Alasan Sofia menerima tawaran Arif, salah satunya karena ingin memanas-manasi Billy agar cemburu saat melihat Sofia dan Arif makan berdua. Dan saat rasa cemburu itu tumbuh dalam diri Billy tentu ia akan menghampiri Sofia. Saat momen itu tiba. Saat dimana Billy dan Sofia saling bertatap, suasana berubah menjadi serius. Dan saat suasana serius itu tercipta, maka segala kata-kata akan mudah masuk ke telinga. Di saat itu, Sofia akan memulai aksinya. Memberikan penjelasan yang panjang. Tentang perasaannya selama ini. Tentang cinta yang tidak bertepuk sebelah tangan. Bahwa ternyata, selama ini ia juga menyukai Billy. Dengan diam-diam. Dan ia juga menegaskan, bahwa tidak ada satu lelaki pun yang berhasil menempati kalbunya, selain Billy.

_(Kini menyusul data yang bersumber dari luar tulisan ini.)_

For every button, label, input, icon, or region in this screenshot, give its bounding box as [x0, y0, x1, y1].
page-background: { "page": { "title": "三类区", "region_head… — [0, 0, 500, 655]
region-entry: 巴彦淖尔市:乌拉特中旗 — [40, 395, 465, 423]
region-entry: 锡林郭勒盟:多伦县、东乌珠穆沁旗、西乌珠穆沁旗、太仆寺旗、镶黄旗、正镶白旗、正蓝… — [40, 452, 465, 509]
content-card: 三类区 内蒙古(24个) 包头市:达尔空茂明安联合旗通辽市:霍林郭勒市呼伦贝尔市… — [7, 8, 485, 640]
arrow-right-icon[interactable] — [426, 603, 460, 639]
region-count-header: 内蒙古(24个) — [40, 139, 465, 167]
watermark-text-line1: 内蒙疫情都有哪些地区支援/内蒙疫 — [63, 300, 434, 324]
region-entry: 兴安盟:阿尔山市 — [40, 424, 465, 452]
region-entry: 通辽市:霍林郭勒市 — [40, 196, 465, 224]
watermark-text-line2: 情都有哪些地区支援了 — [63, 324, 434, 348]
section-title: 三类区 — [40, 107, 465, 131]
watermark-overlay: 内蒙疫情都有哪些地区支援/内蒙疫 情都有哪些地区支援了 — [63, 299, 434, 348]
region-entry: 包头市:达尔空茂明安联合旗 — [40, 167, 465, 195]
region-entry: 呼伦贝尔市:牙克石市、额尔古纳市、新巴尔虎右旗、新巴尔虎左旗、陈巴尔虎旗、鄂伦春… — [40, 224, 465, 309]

Sedari tadi, Sofia sangat menunggu sosok yang diharapkan datang ke kantin. Saat Arif masih mengantre pesanan makanan yang sudah dipilih, Sofia menoleh ke segala arah. Berharap sosok yang ditunggu memunculkan batang hidungnya. Sampai detik menjadi menit, Sofia masih belum juga menemukan wajah Billy berkeliaran di kantin. Pikirannya menganalisa, apa mungkin Billy sudah ke kantin dan kehadirannya terlewat dari pandangan Sofia? Setelah mengingat kembali, bahwa Sofia menuju kantin lebih awal, ia menganggap analisanya salah. Ia meyakini bahwa Billy masih belum ke kantin. Ia akan terus menunggu.
“Kamu sebenarnya bisa loh mendapatkan rangking satu. Daya tangkapmu pada pelajaran lebih cepat dari pada aku.” Arif mengakui kecerdasan Sofia, sekaligus menyadarkan temannya agar meraih prestasi yang lebih bagus.
“Ah, tidak juga.” Sofia mencoba untuk mengelak. Menjawab seadanya. Sementara pikirannya masih tertuju pada Billy.
“Aku serius.” Arif meyakinkan Sofia dengan antusias. Sampai-sampai kedua alisnya terangkat dari posisi biasanya. Matanya sedikit melotot pada Sofia. Tapi tak lantas membuat Sofia tergugah. Ia justru menunjukkan wajah enteng, mengisyaratkan bahwa 'rangking' itu tidak penting baginya.
“Aku tidak mau kamu ada saingannya.” Sofia mencoba bercanda. Nilai tinggi bukan satu-satunya penentu kesuksesan. Di samping ia memang tidak terlalu berambisi untuk meraih prestasi rangking satu di kelas, pikirannya juga terpecah. Fokus belajarnya berubah. Semenjak sosok Billy mencabik-cabik konsentrasi belajarnya. Dengan kondisi saat ini, yang penting bisa mengerjakan dan mengikuti pelajaran dengan baik itu sudah cukup bagi Sofia. Tak perlu ada prestasi. Sofia memang diberi kecerdasan yang lebih. Mudah mengingat pelajaran dengan baik, sedangkan Arif harus belajar secara rutin agar pelajaran melekat di pikirannya. Andai Sofia mau lebih rajin seperti Arif, pasti akan meraih rangking satu di kelas.
Setelah putus asa. Karena yang ditunggu-tunggu tak kunjung terlihat, akhirnya Sofia mengajak Arif menuju kelas dengan menyimpan wajah sangat kecewa. Kenapa sulit sekali bertemu Billy, saat Sofia memutuskan untuk mengungkapkan perasaannya.
Saat pulang sekolah, Sofia sudah lebih dulu keluar kelas, menuju depan ruang kelas Fariha. Sofia menunggu beberapa menit. Saat yang ditunggu sudah muncul dari mulut pintu, Sofia segera mencegat dengan menarik ujung jilbab temannya.
“Fariha, aku mau bicara.” Sofia mengajak temannya duduk di kursi depan kelas, mereka tidak terganggu dengan siswa yang baru keluar dan berlalu lalang.